Il s'en fallut de peu pour que Roderik, qui dégustait à ce moment-là une gorgée de piquette, ne s'étouffe et crache tout, inondant au passage le respectable visage du marquis. Malgré lui il sentit ses mains trembler, alors que son visage s'empourprait sous l'effet d'une culpabilité qu'il tentait vainement de dissimuler. Comment le marquis connaissait-il ce détail ? Roderik avait toujours cru être assez discret ; mais en y réfléchissant bien, il avait parfois sacrément manqué de subtilité dans ses manières d'approcher la dame de Lourmel. Merde, il sait. Il était idiot, il aurait dû s'en douter. Il était bien normal qu'un homme aussi précautionneux que le marquis se renseigne sur la femme qui, jadis, avait occupé son trône avant d'abdiquer. Subitement, il se demanda si Aymeric comptait se servir de cela pour lui nuire, ou plutôt pour nuire à Maélyne ; cela renforça considérablement ses inquiétudes, au point qu'il regrettait déjà d'avoir organisé ce tête-à-tête avec lui.

« Je... eh bien... »

La claque de bonhomme qu'Aymeric lui flanqua à l'épaule dissipa partiellement sa gêne, Roderik n'ayant pas le temps de se demander si ce geste était, lui aussi, calculé. Allons, il te taquine, comme le ferait un ami. Peut-être se fiche-t-il complètement de cette histoire. Maélyne, après tout, n'était pas de la maison de Brochant, et si elle avait mis en jeu son honneur avec Roderik, ce n'était pas Aymeric qui pouvait se prétendre insulté.
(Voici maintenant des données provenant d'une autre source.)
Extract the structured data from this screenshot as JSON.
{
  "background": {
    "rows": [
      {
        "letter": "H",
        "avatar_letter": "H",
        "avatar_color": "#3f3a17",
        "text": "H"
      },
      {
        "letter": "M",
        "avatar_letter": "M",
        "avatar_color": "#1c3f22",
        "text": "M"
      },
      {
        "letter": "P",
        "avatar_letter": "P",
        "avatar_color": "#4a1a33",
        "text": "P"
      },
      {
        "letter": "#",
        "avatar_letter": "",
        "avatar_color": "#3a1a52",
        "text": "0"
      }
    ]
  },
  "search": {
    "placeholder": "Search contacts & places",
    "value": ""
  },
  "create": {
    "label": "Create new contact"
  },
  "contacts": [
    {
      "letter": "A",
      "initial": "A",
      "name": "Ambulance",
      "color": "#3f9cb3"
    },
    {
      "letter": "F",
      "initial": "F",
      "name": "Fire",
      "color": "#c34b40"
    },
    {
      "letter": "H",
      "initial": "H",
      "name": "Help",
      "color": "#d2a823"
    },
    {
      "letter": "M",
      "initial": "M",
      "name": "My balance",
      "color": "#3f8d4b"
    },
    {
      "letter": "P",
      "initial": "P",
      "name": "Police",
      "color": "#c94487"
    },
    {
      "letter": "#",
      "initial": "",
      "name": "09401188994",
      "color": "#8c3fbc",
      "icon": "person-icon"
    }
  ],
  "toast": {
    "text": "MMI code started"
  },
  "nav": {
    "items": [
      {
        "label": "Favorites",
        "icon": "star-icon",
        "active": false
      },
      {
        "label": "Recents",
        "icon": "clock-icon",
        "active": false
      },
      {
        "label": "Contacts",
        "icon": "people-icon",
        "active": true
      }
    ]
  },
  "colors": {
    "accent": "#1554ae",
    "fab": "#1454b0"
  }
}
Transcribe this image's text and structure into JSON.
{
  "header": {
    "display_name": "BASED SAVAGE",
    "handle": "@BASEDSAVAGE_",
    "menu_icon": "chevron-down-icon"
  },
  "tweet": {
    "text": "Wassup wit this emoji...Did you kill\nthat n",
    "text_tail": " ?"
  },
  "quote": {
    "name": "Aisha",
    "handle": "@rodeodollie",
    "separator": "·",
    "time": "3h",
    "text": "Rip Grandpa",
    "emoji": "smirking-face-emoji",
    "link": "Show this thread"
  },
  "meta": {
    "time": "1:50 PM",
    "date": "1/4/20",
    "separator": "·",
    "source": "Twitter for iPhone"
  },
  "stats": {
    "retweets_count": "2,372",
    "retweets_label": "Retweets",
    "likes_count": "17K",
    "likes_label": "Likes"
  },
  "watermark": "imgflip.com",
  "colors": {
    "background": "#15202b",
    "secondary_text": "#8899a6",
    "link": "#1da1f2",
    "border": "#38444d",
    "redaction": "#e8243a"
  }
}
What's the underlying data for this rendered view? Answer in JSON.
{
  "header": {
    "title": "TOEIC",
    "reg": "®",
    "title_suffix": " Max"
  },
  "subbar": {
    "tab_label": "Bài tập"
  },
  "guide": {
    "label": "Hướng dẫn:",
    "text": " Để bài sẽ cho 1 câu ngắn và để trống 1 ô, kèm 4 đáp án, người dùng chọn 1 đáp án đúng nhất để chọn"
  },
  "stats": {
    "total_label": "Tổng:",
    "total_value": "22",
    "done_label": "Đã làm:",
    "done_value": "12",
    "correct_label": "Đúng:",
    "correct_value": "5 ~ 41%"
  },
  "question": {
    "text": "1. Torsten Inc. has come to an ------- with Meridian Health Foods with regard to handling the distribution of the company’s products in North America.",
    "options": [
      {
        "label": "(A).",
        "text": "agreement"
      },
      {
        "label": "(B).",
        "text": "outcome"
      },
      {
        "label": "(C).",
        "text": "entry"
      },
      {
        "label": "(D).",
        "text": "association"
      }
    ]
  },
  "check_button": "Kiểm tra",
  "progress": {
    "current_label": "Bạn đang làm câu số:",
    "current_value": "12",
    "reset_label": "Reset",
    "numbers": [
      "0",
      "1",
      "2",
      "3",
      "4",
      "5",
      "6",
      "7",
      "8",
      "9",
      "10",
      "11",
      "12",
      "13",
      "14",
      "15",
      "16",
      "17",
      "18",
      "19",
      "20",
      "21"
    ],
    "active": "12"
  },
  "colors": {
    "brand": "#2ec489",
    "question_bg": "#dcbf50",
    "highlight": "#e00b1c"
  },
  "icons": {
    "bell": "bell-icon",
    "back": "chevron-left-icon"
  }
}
Se forçant lui-même à croire à cette explication rassurante, il put enfin répondre, plus détendu : « Allons, je... ne mettrais pas en péril l'affection que me porte ma propre épouse », et il sourit pour paraître plus convaincant, sans succès. « C'est vrai que j'ai eu de l'intérêt pour la dame de Lourmel, je ne le nie pas, mais ça n'a jamais dépassé les limites de ce que l'honneur autorise », mentit-il, avant de se noyer dans sa coupe pour mieux cacher son embarras. Puis, parce qu'il n'avait pas envie que son bougre d'ami de marquis n'en vienne à le cuisiner plus avant sur le sujet, il passa résolument du coq à l'âne : « Une question me turlupine, mon ami, et permettez-moi de m'en ouvrir à vous librement, puisque nous sommes entre nous. N'êtes-vous pas agacé de voir des traîtres notoires se pavaner librement aux noces de vos propres vassaux ? J'ai entendu dire que la duchesse de Langehack et la baronne de Hautval figuraient parmi les invités. J'ose espérer qu'ils aient la décence de ne pas venir, mais avec ces gens-là, la décence est un bien grand mot... »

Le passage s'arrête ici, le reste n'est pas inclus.